Borç verilen paranın zekatı verilir mi? veya Başkasına borç verilen paranın zekatı olur mu? Gibi sorular sorulmaktadır. İnsanların birbirleriyle yardımlaşma yollarından biri de borç alıp vermedir. Geri verilmek üzere alınan para veya eşya; bir veya birkaç kişiye yahut bir kuruma karşı yerine getirilmesi gereken yükümlülük, ödünçtür.
Tahsil edilip üzerlerinden bir yıl geçince zekâtları verilir. İnkâr edilen veya geri alınma ihtimali olmayan alacaklar için, alacaklının her yıl zekât vermesi gerekmez. Şâyet bu tür ümit kesilmiş bir alacak daha sonra ödenirse, tahsil edilip üzerinden yıl geçtikten sonra sadece o yılın zekâtı verilir; geçmiş yıllar için zekât gerekmez.
İnkâr edilen bir borcun üzerinden yıllar geçtikten sonra bazı belge veya şahitler zuhur ederse, yine de zekâtı gerekmez. Ancak ödendikten itibaren üzerinden bir yıl geçince zekâtı verilir. Fukahadan bazısına göre, ele geçtiği zaman mevcut yılın zekâtı verilir, geçen yılların verilmez. Ama devrin kadısı böyle bir borcu biliyor, yani resmî belgelerle tevsik edilmişse, o takdirde geçen yıllara ait zekâtı da verilir.

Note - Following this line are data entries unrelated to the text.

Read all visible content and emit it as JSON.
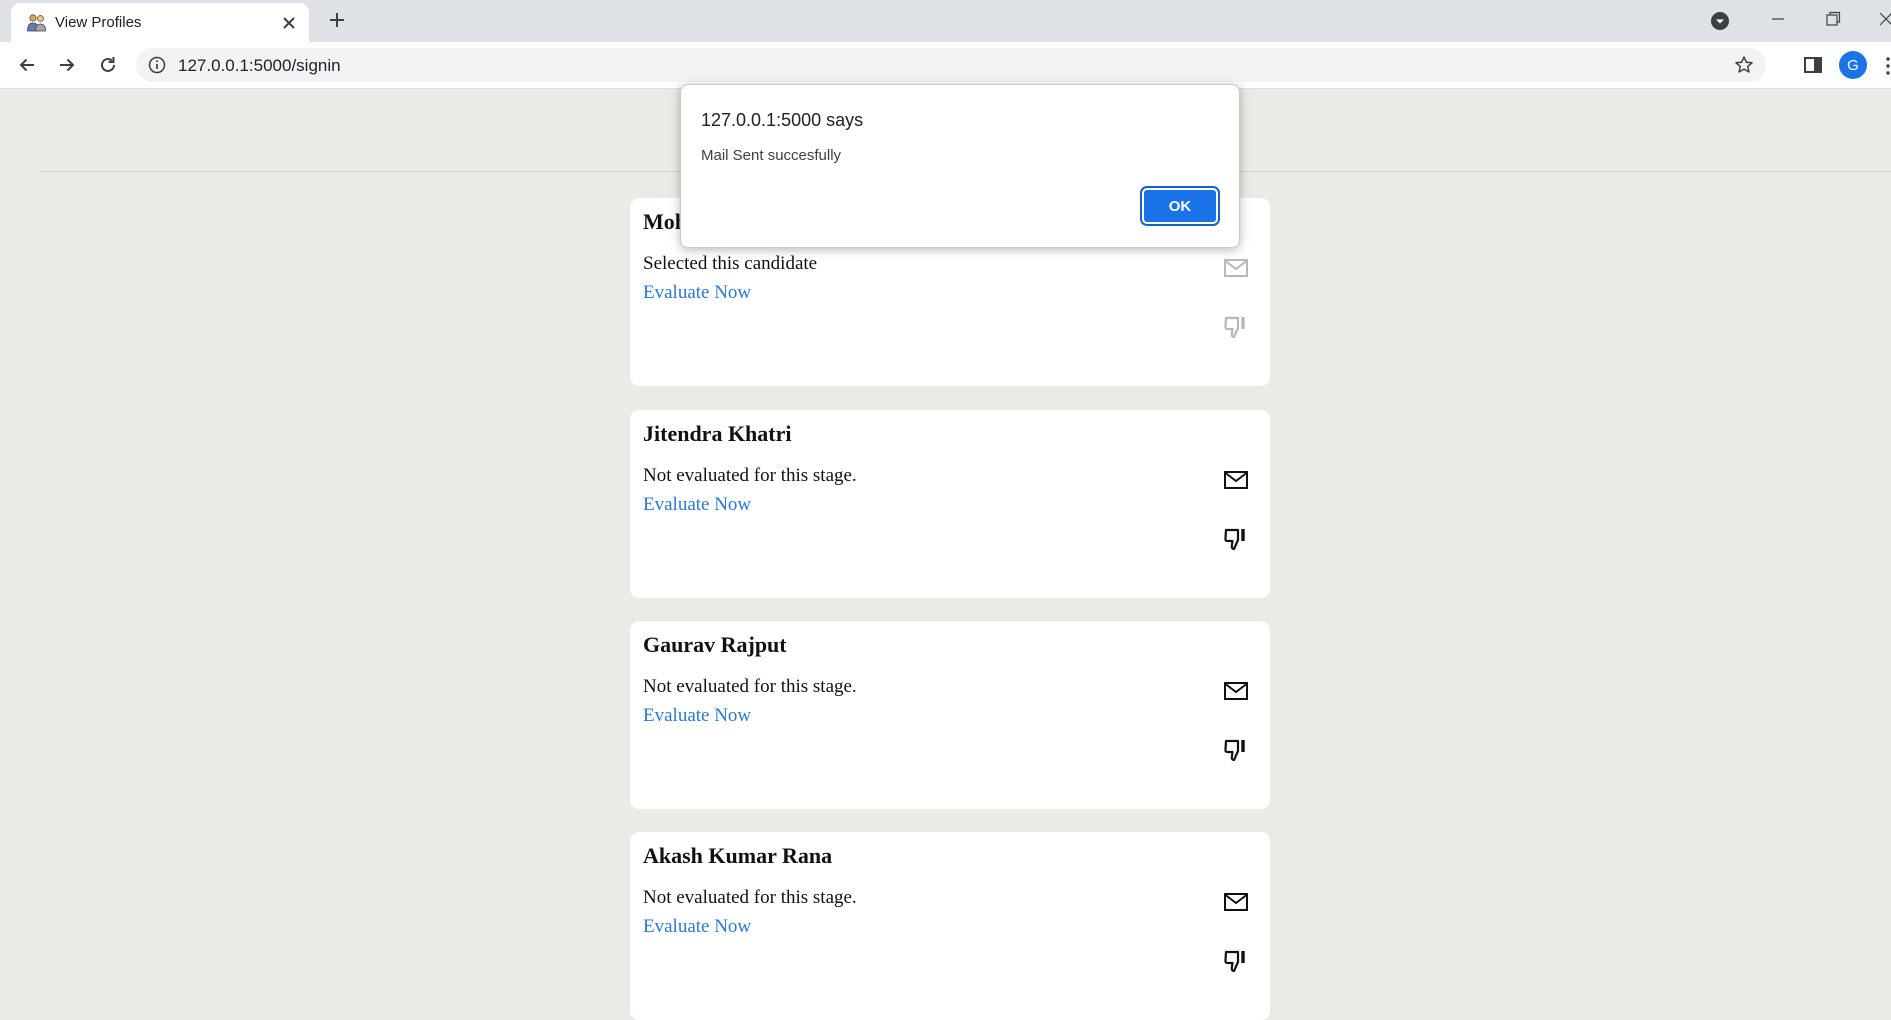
{
  "browser": {
    "tab_title": "View Profiles",
    "url": "127.0.0.1:5000/signin",
    "profile_initial": "G",
    "icons": {
      "favicon": "people-favicon-icon",
      "tab_close": "close-icon",
      "new_tab": "plus-icon",
      "back": "arrow-left-icon",
      "forward": "arrow-right-icon",
      "reload": "reload-icon",
      "site_info": "info-icon",
      "bookmark": "star-icon",
      "side_panel": "side-panel-icon"
    }
  },
  "alert": {
    "title": "127.0.0.1:5000 says",
    "message": "Mail Sent succesfully",
    "ok_label": "OK"
  },
  "candidates": [
    {
      "name": "Mohit",
      "status": "Selected this candidate",
      "link": "Evaluate Now"
    },
    {
      "name": "Jitendra Khatri",
      "status": "Not evaluated for this stage.",
      "link": "Evaluate Now"
    },
    {
      "name": "Gaurav Rajput",
      "status": "Not evaluated for this stage.",
      "link": "Evaluate Now"
    },
    {
      "name": "Akash Kumar Rana",
      "status": "Not evaluated for this stage.",
      "link": "Evaluate Now"
    }
  ],
  "colors": {
    "page_background": "#e9ebe5",
    "link": "#2b78d4",
    "ok_button": "#1a73e8"
  }
}
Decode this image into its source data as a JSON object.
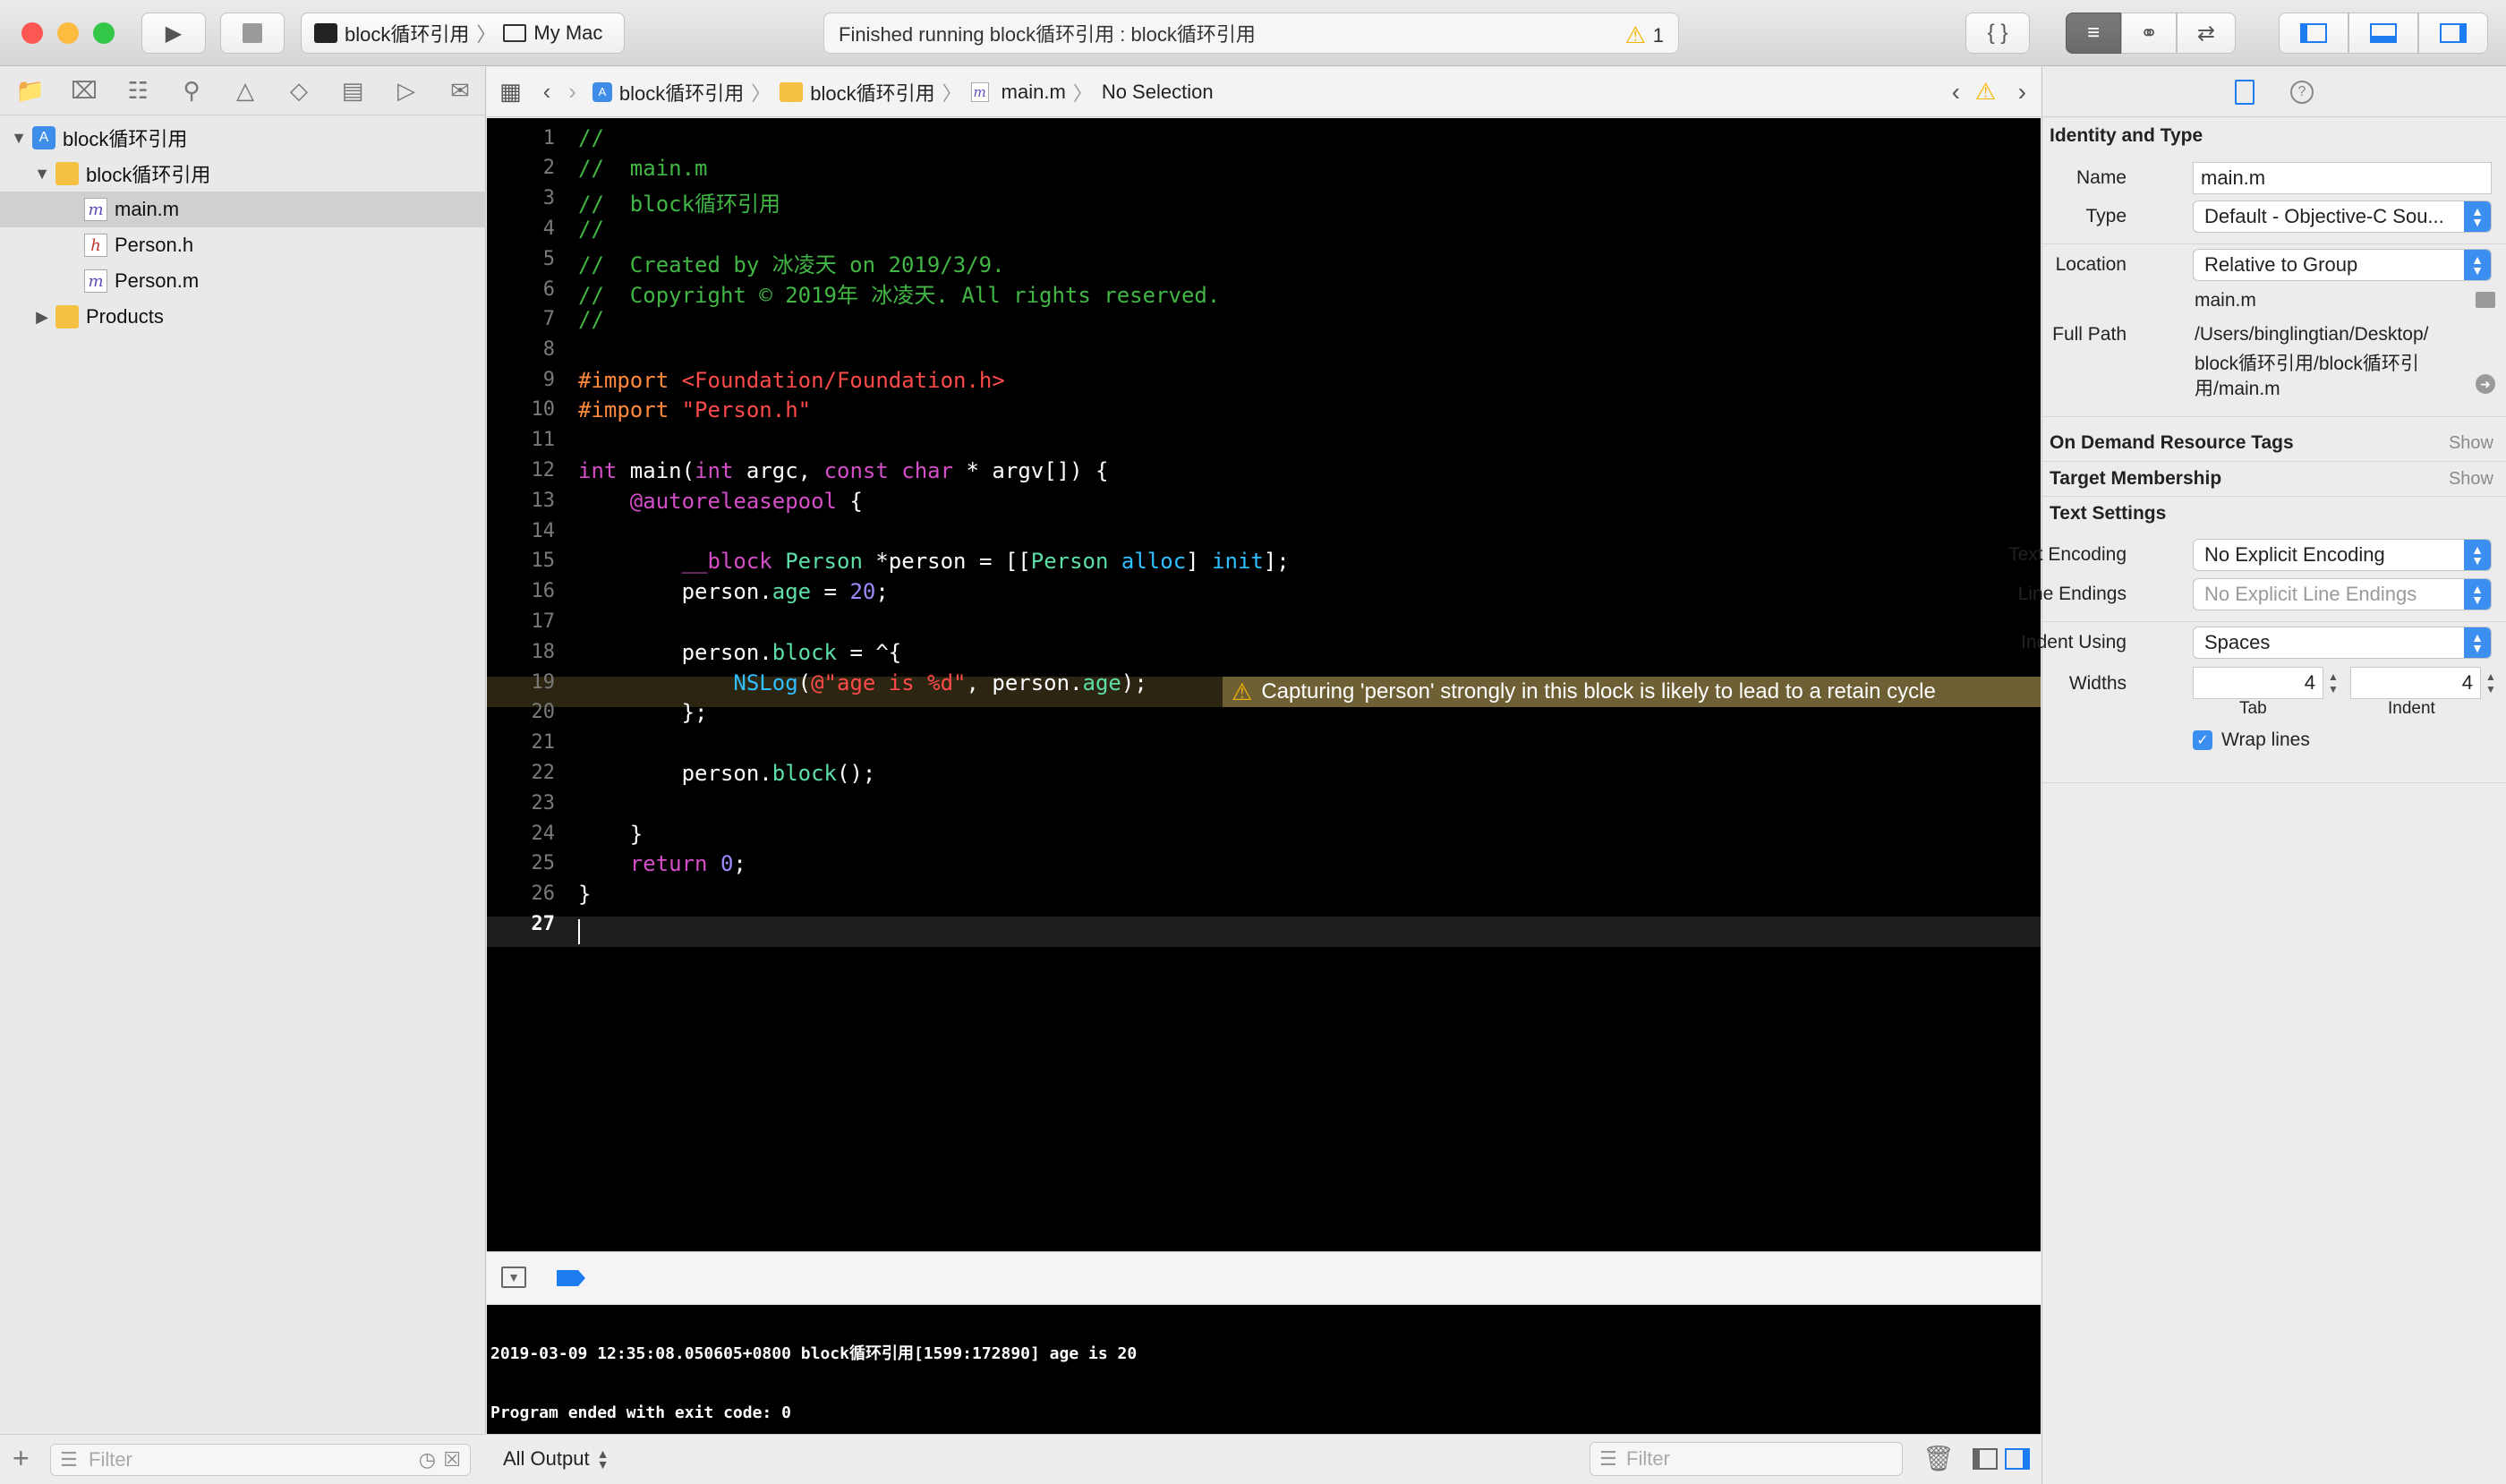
{
  "toolbar": {
    "scheme_name": "block循环引用",
    "destination": "My Mac",
    "status_text": "Finished running block循环引用 : block循环引用",
    "warning_count": "1"
  },
  "navigator": {
    "items": [
      {
        "label": "block循环引用"
      },
      {
        "label": "block循环引用"
      },
      {
        "label": "main.m"
      },
      {
        "label": "Person.h"
      },
      {
        "label": "Person.m"
      },
      {
        "label": "Products"
      }
    ],
    "filter_placeholder": "Filter"
  },
  "jumpbar": {
    "crumbs": [
      "block循环引用",
      "block循环引用",
      "main.m",
      "No Selection"
    ]
  },
  "code": {
    "line_numbers": [
      "1",
      "2",
      "3",
      "4",
      "5",
      "6",
      "7",
      "8",
      "9",
      "10",
      "11",
      "12",
      "13",
      "14",
      "15",
      "16",
      "17",
      "18",
      "19",
      "20",
      "21",
      "22",
      "23",
      "24",
      "25",
      "26",
      "27"
    ],
    "l1": "//",
    "l2": "//  main.m",
    "l3": "//  block循环引用",
    "l4": "//",
    "l5": "//  Created by 冰凌天 on 2019/3/9.",
    "l6": "//  Copyright © 2019年 冰凌天. All rights reserved.",
    "l7": "//",
    "l9a": "#import ",
    "l9b": "<Foundation/Foundation.h>",
    "l10a": "#import ",
    "l10b": "\"Person.h\"",
    "l12a": "int",
    "l12b": " main(",
    "l12c": "int",
    "l12d": " argc, ",
    "l12e": "const",
    "l12f": " ",
    "l12g": "char",
    "l12h": " * argv[]) {",
    "l13a": "    ",
    "l13b": "@autoreleasepool",
    "l13c": " {",
    "l15a": "        ",
    "l15b": "__block",
    "l15c": " ",
    "l15d": "Person",
    "l15e": " *person = [[",
    "l15f": "Person",
    "l15g": " ",
    "l15h": "alloc",
    "l15i": "] ",
    "l15j": "init",
    "l15k": "];",
    "l16a": "        person.",
    "l16b": "age",
    "l16c": " = ",
    "l16d": "20",
    "l16e": ";",
    "l18a": "        person.",
    "l18b": "block",
    "l18c": " = ^{",
    "l19a": "            ",
    "l19b": "NSLog",
    "l19c": "(",
    "l19d": "@\"age is %d\"",
    "l19e": ", person.",
    "l19f": "age",
    "l19g": ");",
    "l20": "        };",
    "l22a": "        person.",
    "l22b": "block",
    "l22c": "();",
    "l24": "    }",
    "l25a": "    ",
    "l25b": "return",
    "l25c": " ",
    "l25d": "0",
    "l25e": ";",
    "l26": "}",
    "warning_message": "Capturing 'person' strongly in this block is likely to lead to a retain cycle"
  },
  "console": {
    "lines": [
      "2019-03-09 12:35:08.050605+0800 block循环引用[1599:172890] age is 20",
      "Program ended with exit code: 0"
    ],
    "output_selector": "All Output",
    "filter_placeholder": "Filter"
  },
  "inspector": {
    "identity_title": "Identity and Type",
    "name_label": "Name",
    "name_value": "main.m",
    "type_label": "Type",
    "type_value": "Default - Objective-C Sou...",
    "location_label": "Location",
    "location_value": "Relative to Group",
    "location_file": "main.m",
    "fullpath_label": "Full Path",
    "fullpath_lines": [
      "/Users/binglingtian/Desktop/",
      "block循环引用/block循环引",
      "用/main.m"
    ],
    "odrt_title": "On Demand Resource Tags",
    "target_title": "Target Membership",
    "show_label": "Show",
    "text_settings_title": "Text Settings",
    "encoding_label": "Text Encoding",
    "encoding_value": "No Explicit Encoding",
    "line_endings_label": "Line Endings",
    "line_endings_value": "No Explicit Line Endings",
    "indent_using_label": "Indent Using",
    "indent_using_value": "Spaces",
    "widths_label": "Widths",
    "tab_width": "4",
    "indent_width": "4",
    "tab_label": "Tab",
    "indent_label": "Indent",
    "wrap_lines_label": "Wrap lines"
  },
  "colors": {
    "accent": "#1d7cf2",
    "editor_bg": "#000000",
    "comment": "#41b645",
    "keyword": "#d44ec8",
    "warning_bg": "#6e6034"
  }
}
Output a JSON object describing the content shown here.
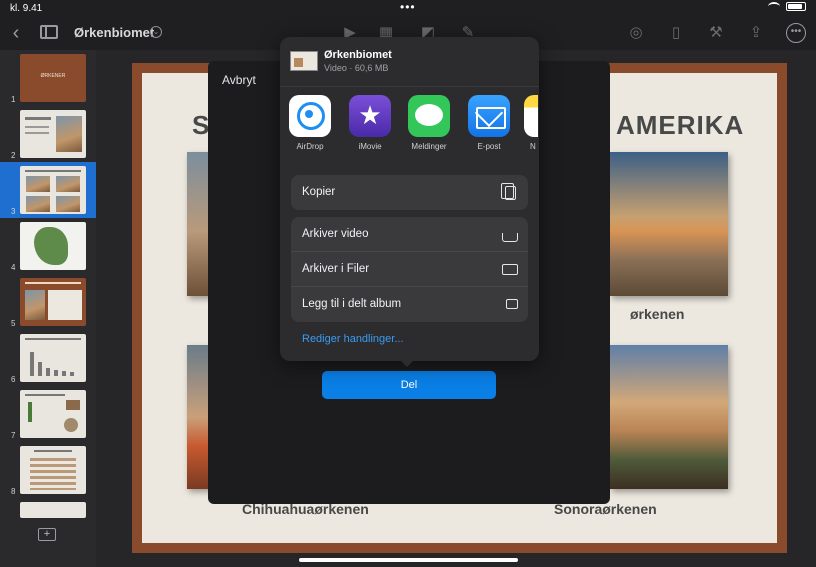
{
  "status": {
    "time": "kl. 9.41"
  },
  "toolbar": {
    "title": "Ørkenbiomet"
  },
  "navigator": {
    "slides": [
      {
        "num": "1",
        "title": "ØRKENER"
      },
      {
        "num": "2"
      },
      {
        "num": "3"
      },
      {
        "num": "4"
      },
      {
        "num": "5"
      },
      {
        "num": "6"
      },
      {
        "num": "7"
      },
      {
        "num": "8"
      }
    ]
  },
  "slide": {
    "heading_left": "ST",
    "heading_right": "AMERIKA",
    "caption_top_right": "ørkenen",
    "caption_bottom_left": "Chihuahuaørkenen",
    "caption_bottom_right": "Sonoraørkenen"
  },
  "sheet": {
    "cancel": "Avbryt",
    "share_button": "Del"
  },
  "share": {
    "file_name": "Ørkenbiomet",
    "file_meta": "Video · 60,6 MB",
    "apps": [
      {
        "label": "AirDrop"
      },
      {
        "label": "iMovie"
      },
      {
        "label": "Meldinger"
      },
      {
        "label": "E-post"
      },
      {
        "label": "N"
      }
    ],
    "copy": "Kopier",
    "save_video": "Arkiver video",
    "save_files": "Arkiver i Filer",
    "add_shared_album": "Legg til i delt album",
    "edit_actions": "Rediger handlinger..."
  },
  "colors": {
    "accent": "#0a7fe6",
    "link": "#3a9bf0",
    "slide_border": "#8a4a2c"
  }
}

Sağlam (ödeneceği umulan, ödenmesinden ümit kesilmiş olmayan) alacakların zekâtı, müctehidlerin çoğuna göre (Hanefîler dahil) her yıl, alacaklı tarafından ödenir. İmam Mâlik’e göre sağlam olsun olmasın alacakların zekâtı, tahsil edildiği yıl -geçmiş yıllarınki değil, yalnızca o yılınki- ödenir. İhtiyaç sahibine borç vermek de bir yardım olduğu için, alacağın zekâtı ödenmez, diyen müctehidler de vardır.